Just wanted to throw out two ideas to consider in treating potential/suspected pudendal nerve inflammation + edema:

1) Anti-inflammatory supps like Thorne Research Meriva-SR - a curcumin-based supp (Turmeric extract). One doc had previously told me that this was stronger than many prescription anti-inflammatories. It’s not immuno-suppressant, which is a positive. “Curcumin complexed with phosphatidylcholine for superior bioavailability”

In the context of a foundational anti-inflammatory diet rich in wild caught fish and patured/grass-fed animals (ie. low Omega 6 intake: no grains, no vegetable oils, no processed junk vs. trying to supplement with Omega 3 pills and thus increasing overall unstable polyunsaturated fatty acid intake)

2) Acupuncture - with the specific focus on the pudendal nerve? I don’t know much about acupuncture, but I’m investigating…

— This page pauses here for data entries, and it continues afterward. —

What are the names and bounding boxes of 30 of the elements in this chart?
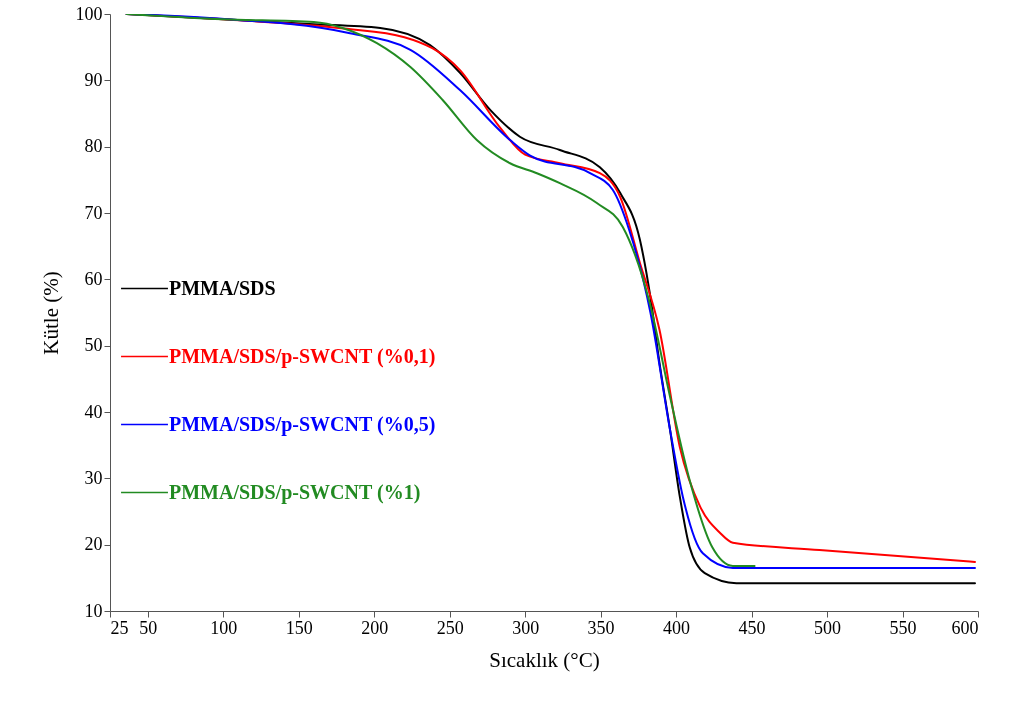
y-tick-label: 20 — [84, 534, 103, 555]
x-tick-label: 500 — [814, 617, 842, 638]
x-tick-label: 150 — [285, 617, 313, 638]
x-tick-label: 600 — [951, 617, 979, 638]
y-axis-title: Kütle (%) — [38, 271, 63, 355]
x-tick-label: 450 — [738, 617, 766, 638]
y-tick-label: 80 — [84, 136, 103, 157]
legend-label: PMMA/SDS/p-SWCNT (%0,1) — [169, 344, 436, 368]
x-tick-label: 550 — [889, 617, 917, 638]
legend-label: PMMA/SDS/p-SWCNT (%1) — [169, 480, 421, 504]
x-tick-label: 200 — [361, 617, 389, 638]
x-tick-label: 300 — [512, 617, 540, 638]
legend-label: PMMA/SDS — [169, 276, 276, 299]
x-tick-label: 50 — [139, 617, 158, 638]
y-tick-label: 30 — [84, 467, 103, 488]
y-tick-label: 40 — [84, 401, 103, 422]
y-tick-label: 60 — [84, 268, 103, 289]
y-tick-label: 10 — [84, 600, 103, 621]
legend-label: PMMA/SDS/p-SWCNT (%0,5) — [169, 412, 436, 436]
line-series — [125, 14, 756, 567]
x-tick-label: 400 — [663, 617, 691, 638]
y-tick-label: 90 — [84, 69, 103, 90]
x-tick-label: 250 — [436, 617, 464, 638]
x-axis-title: Sıcaklık (°C) — [489, 647, 600, 672]
x-tick-label: 350 — [587, 617, 615, 638]
x-tick-label: 100 — [210, 617, 238, 638]
y-tick-label: 70 — [84, 202, 103, 223]
y-tick-label: 100 — [75, 3, 103, 24]
y-tick-label: 50 — [84, 335, 103, 356]
x-tick-label: 25 — [110, 617, 129, 638]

I was recently diagnosed with pudendal neuropathy. It seems as though this is a symptom rather than a cause. I say this because I went off of T-therapy three weeks ago. The pain in my prostate area has come back as has the rash above my lip. This tells me two things. 1. It is lowered T levels that are causing the pain and rash. 2. My body was reacting positively to the T-therapy. 3. My body is not completely accepting the testosterone injections as I still have PFS symptoms with the T replacement i.e. numbness, low libido, ED. It seems clear to me that the lowered T and/or ability of the body to accept/interpret testosterone may be the cause of all of our problems. The mystery to me is why the body is making less T on it’s own (as is the case for most of us with PFS) and why the body is having trouble accepting the T that is is making (or the T from an outside source-i.e. Testosterone injections). I’m betting there is some feedback kind of feedback loop like in diabetes.
I’m going to stay off of T for another month or so and see what happens. I can feel my body starting to produce its own again and I like having my balls back-call me sentimental.